I was able to overlook the Affliction tee until he took it off and there was another tattooed on his body.
Was it at least attractive minus the Gargoyles or skulls... or whatever affliction is putting out these days?
Even a greek god couldn't pull it off. Told him I like Ed Hardy Better. Death Before Dishonor, baby. I'm sure it was a painful blow. hopefully he understands sarcasm.
Circus confirmed... Jello shots before 9 pm are not cocktails for sucess
U of I kids don't fist pump to Sweet Caroline. Get me the fuck out of here.
you kept say ridiculous things then repeating them in perfect classical latin. You are onee intelligent drunk
We found him pissing on the sidewalk in his socks signing the national anthem. I love you summer.
Woke up with a migrane, threw up blood, then my headache went away. I'm going to convince myself that it was just a bad batch of blood so I can drink again tonight
I just realized I have yet to puke in your new apartment. Clearly we're doing something wrong. On my way over with Cuervo as I type.
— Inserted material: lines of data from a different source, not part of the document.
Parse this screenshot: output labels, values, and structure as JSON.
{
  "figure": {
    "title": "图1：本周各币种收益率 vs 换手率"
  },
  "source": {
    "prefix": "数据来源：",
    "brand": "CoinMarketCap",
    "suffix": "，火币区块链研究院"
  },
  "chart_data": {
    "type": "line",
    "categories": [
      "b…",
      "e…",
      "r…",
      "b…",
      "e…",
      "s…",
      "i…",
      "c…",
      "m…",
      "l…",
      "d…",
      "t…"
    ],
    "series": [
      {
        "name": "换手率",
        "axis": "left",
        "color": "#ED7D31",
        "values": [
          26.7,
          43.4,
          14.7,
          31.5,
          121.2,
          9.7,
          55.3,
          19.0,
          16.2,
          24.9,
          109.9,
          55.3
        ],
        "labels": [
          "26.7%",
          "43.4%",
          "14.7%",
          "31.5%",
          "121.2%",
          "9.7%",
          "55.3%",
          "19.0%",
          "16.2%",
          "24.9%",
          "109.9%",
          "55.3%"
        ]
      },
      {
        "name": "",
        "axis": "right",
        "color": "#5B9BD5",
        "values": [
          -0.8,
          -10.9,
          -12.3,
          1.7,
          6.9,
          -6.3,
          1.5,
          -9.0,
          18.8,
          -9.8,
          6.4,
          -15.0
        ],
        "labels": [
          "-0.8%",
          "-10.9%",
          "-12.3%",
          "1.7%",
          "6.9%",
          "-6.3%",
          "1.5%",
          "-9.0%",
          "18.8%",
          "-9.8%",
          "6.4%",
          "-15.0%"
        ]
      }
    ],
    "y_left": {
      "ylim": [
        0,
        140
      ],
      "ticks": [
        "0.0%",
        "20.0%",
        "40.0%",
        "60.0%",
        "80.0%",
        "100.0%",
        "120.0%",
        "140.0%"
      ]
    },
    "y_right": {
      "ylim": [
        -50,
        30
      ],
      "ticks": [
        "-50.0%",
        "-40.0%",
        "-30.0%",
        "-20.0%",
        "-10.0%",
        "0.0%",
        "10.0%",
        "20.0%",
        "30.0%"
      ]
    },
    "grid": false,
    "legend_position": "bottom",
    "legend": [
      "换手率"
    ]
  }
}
I hear youre working today. To keep you entertained, ive compiled a list of condiments that my dick has NOT been slathered in since last Friday: Relish, and raspberry jam. That's right.
We're in the emergency room. He concussed himself trying to pop all the bubbles on my "one bubble a day" wall calender with his face.
Lead with your genitals is the best advice I can give you.
I think I should start a match.com profile and put "robe lounging" as my only hobby
I just had sex with the male version of myself. looks, mindset, even our boob to dick ratio was the same
Honestly, this is a first for me. I've always prided myself on my ability to pretend to get along with others.
Great litmus test for what a useless adult you are: amount of shame you feel while eating a coffee cup of Fruity Pebbles
I guess when the asshole said “I really miss you and want to get back together” he actually meant “I’m banging a Hooters girl behind your back.”